Internet of Things

Nokia introduces IoT connectivity as a managed service

By Ian Scales

Feb 10, 2017

Source: Nokia

  • New connectivity offer for global IoT 
  • Pulls together multiple competencies under one 'umbrella' 
  • Means players can concentrate on what they're good at 

Nokia says it’s introducing a Worldwide IoT Network Grid. The idea is that Nokia will offer IoT connectivity as a managed service making use of a global collection of connectivity service providers - these are envisaged as mostly  telecoms operators, judging from the Nokia literature - who can federate their IoT access networks to enable global coverage.  Nokia will site its own technology in the middle of the grid to provide a global ‘command centre’ which will use Nokia’s IMPACT IoT platform and through which customers can manage their devices, subscriptions, billing and customer care on a global basis.

The new initiative puts more meat on the bones of Nokia’s strategy to build a software and services business capable of providing solutions to telcos, enterprises and any upcoming business models that might fall somewhere in between.

Nokia describes WING as a one-stop-shop and full service model for organisations (or service providers) looking for connectivity across technologies and geographical borders, addressing especially the early IoT low hanging fruit in the transport, health, utilities and safety markets.

The way the service is architected - it’s design default, if you like - is very much cellular oriented.
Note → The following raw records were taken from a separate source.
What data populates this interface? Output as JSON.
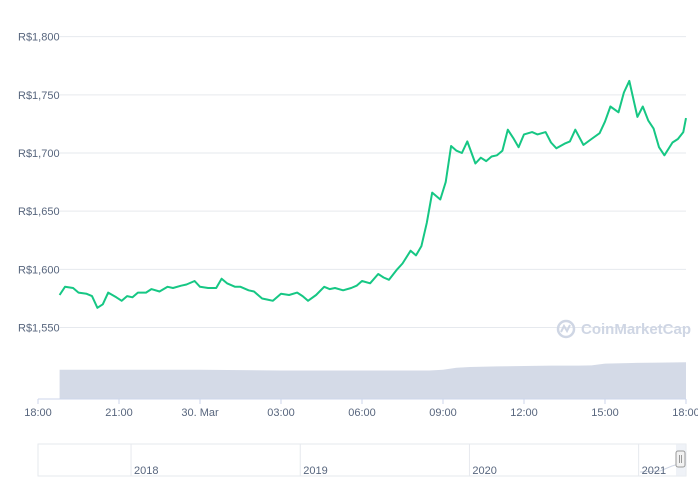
{
  "chart_data": {
    "type": "line",
    "y_axis": {
      "ticks": [
        "R$1,800",
        "R$1,750",
        "R$1,700",
        "R$1,650",
        "R$1,600",
        "R$1,550"
      ],
      "tick_values": [
        1800,
        1750,
        1700,
        1650,
        1600,
        1550
      ],
      "range": [
        1535,
        1810
      ]
    },
    "x_axis": {
      "ticks": [
        "18:00",
        "21:00",
        "30. Mar",
        "03:00",
        "06:00",
        "09:00",
        "12:00",
        "15:00",
        "18:00"
      ],
      "tick_hours": [
        0,
        3,
        6,
        9,
        12,
        15,
        18,
        21,
        24
      ],
      "range_hours": [
        0,
        24
      ]
    },
    "grid": true,
    "series": [
      {
        "color": "#16c784",
        "x": [
          0.8,
          1.0,
          1.3,
          1.5,
          1.8,
          2.0,
          2.2,
          2.4,
          2.6,
          2.9,
          3.1,
          3.3,
          3.5,
          3.7,
          4.0,
          4.2,
          4.5,
          4.8,
          5.0,
          5.3,
          5.5,
          5.8,
          6.0,
          6.3,
          6.6,
          6.8,
          7.0,
          7.3,
          7.5,
          7.8,
          8.0,
          8.3,
          8.5,
          8.7,
          9.0,
          9.3,
          9.6,
          9.8,
          10.0,
          10.3,
          10.6,
          10.8,
          11.0,
          11.3,
          11.6,
          11.8,
          12.0,
          12.3,
          12.6,
          12.8,
          13.0,
          13.3,
          13.5,
          13.8,
          14.0,
          14.2,
          14.4,
          14.6,
          14.9,
          15.1,
          15.3,
          15.5,
          15.7,
          15.9,
          16.2,
          16.4,
          16.6,
          16.8,
          17.0,
          17.2,
          17.4,
          17.6,
          17.8,
          18.0,
          18.3,
          18.5,
          18.8,
          19.0,
          19.2,
          19.5,
          19.7,
          19.9,
          20.2,
          20.5,
          20.8,
          21.0,
          21.2,
          21.5,
          21.7,
          21.9,
          22.2,
          22.4,
          22.6,
          22.8,
          23.0,
          23.2,
          23.5,
          23.7,
          23.9,
          24.0
        ],
        "y": [
          1578,
          1585,
          1584,
          1580,
          1579,
          1577,
          1567,
          1570,
          1580,
          1576,
          1573,
          1577,
          1576,
          1580,
          1580,
          1583,
          1581,
          1585,
          1584,
          1586,
          1587,
          1590,
          1585,
          1584,
          1584,
          1592,
          1588,
          1585,
          1585,
          1582,
          1581,
          1575,
          1574,
          1573,
          1579,
          1578,
          1580,
          1577,
          1573,
          1578,
          1585,
          1583,
          1584,
          1582,
          1584,
          1586,
          1590,
          1588,
          1596,
          1593,
          1591,
          1600,
          1605,
          1616,
          1612,
          1620,
          1640,
          1666,
          1660,
          1675,
          1706,
          1702,
          1700,
          1710,
          1691,
          1696,
          1693,
          1697,
          1698,
          1702,
          1720,
          1713,
          1705,
          1716,
          1718,
          1716,
          1718,
          1709,
          1704,
          1708,
          1710,
          1720,
          1707,
          1712,
          1717,
          1727,
          1740,
          1735,
          1752,
          1762,
          1731,
          1740,
          1728,
          1721,
          1705,
          1698,
          1709,
          1712,
          1718,
          1730
        ]
      }
    ],
    "volume": {
      "color": "#cfd6e4",
      "x": [
        0.8,
        3.0,
        6.0,
        9.0,
        12.0,
        14.0,
        14.5,
        15.0,
        15.5,
        16.0,
        17.0,
        18.0,
        19.0,
        20.0,
        20.5,
        21.0,
        22.0,
        23.0,
        24.0
      ],
      "level": [
        0.86,
        0.86,
        0.86,
        0.84,
        0.84,
        0.84,
        0.84,
        0.86,
        0.92,
        0.94,
        0.96,
        0.97,
        0.98,
        0.98,
        0.99,
        1.04,
        1.06,
        1.07,
        1.08
      ]
    },
    "navigator": {
      "labels": [
        "2018",
        "2019",
        "2020",
        "2021"
      ],
      "label_years": [
        2018,
        2019,
        2020,
        2021
      ],
      "range_years": [
        2017.45,
        2021.28
      ]
    },
    "watermark": "CoinMarketCap"
  }
}
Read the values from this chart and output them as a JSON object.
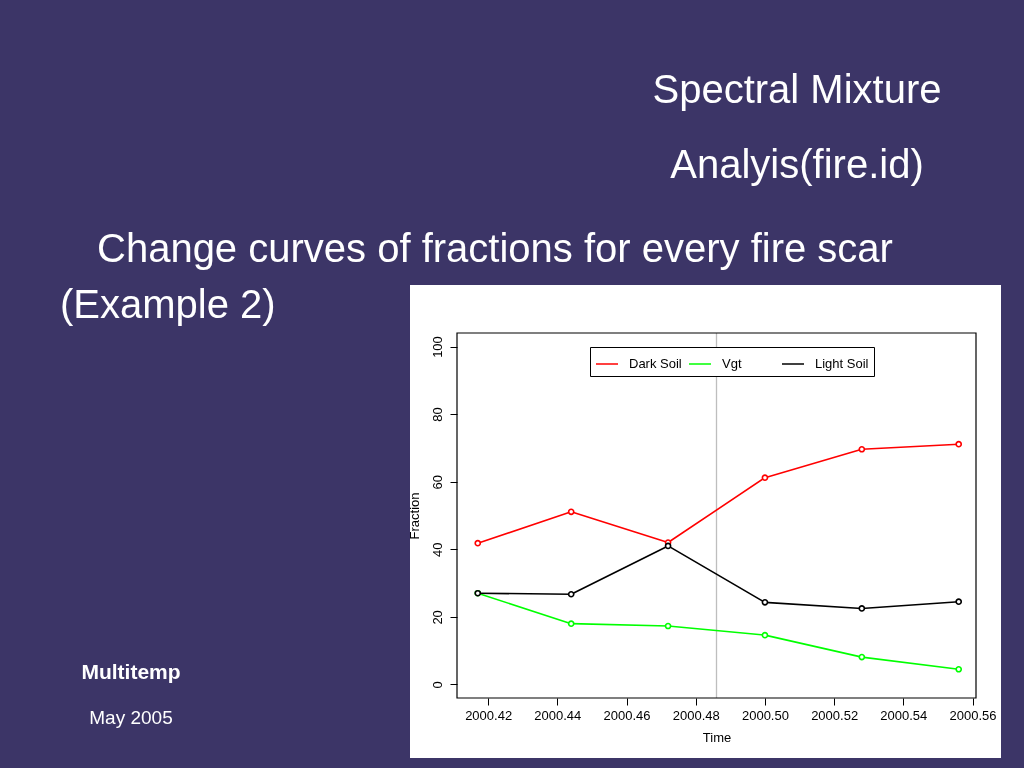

For example Nokia says that IMPACT subscription management for eSIM will automatically configure connectivity to a communication service provider's network as the asset crosses geographical borders.

WING will also connect access services operating on ‘unlicensed’ spectrum, such as LoRa and presumably even WiFi-originated data.

Nokia is taking a twin track on distribution and partnering. It says it will “offer a full service model including provisioning, operations, security, billing and dedicated enterprise customer services from key operations command centers. The company will use its own IMPACT IoT platform for device management, subscription management and analytics.  

There may be a slight snag here in terms of Nokia’s enterprise offerings competing with the services on offer  from its mobile carrier customers who are to be offered WING white label services.

Nokia says its customers are to be served on a multi-tenanted basis using a Nokia M2M Core that includes the Nokia Cloud Packet Core. That will give them access to their own discrete segment of the network core.

It envisages the federated connectivity coming into play where a national telco needs to chase its customer’s assets across borders and needs equivalent connectivity in the other territory to do it, and points out that the federated carriers, with access networks on the ground, are bound to have ‘spare capacity’ in their own territory so won’t be averse to selling or swapping it with their peers.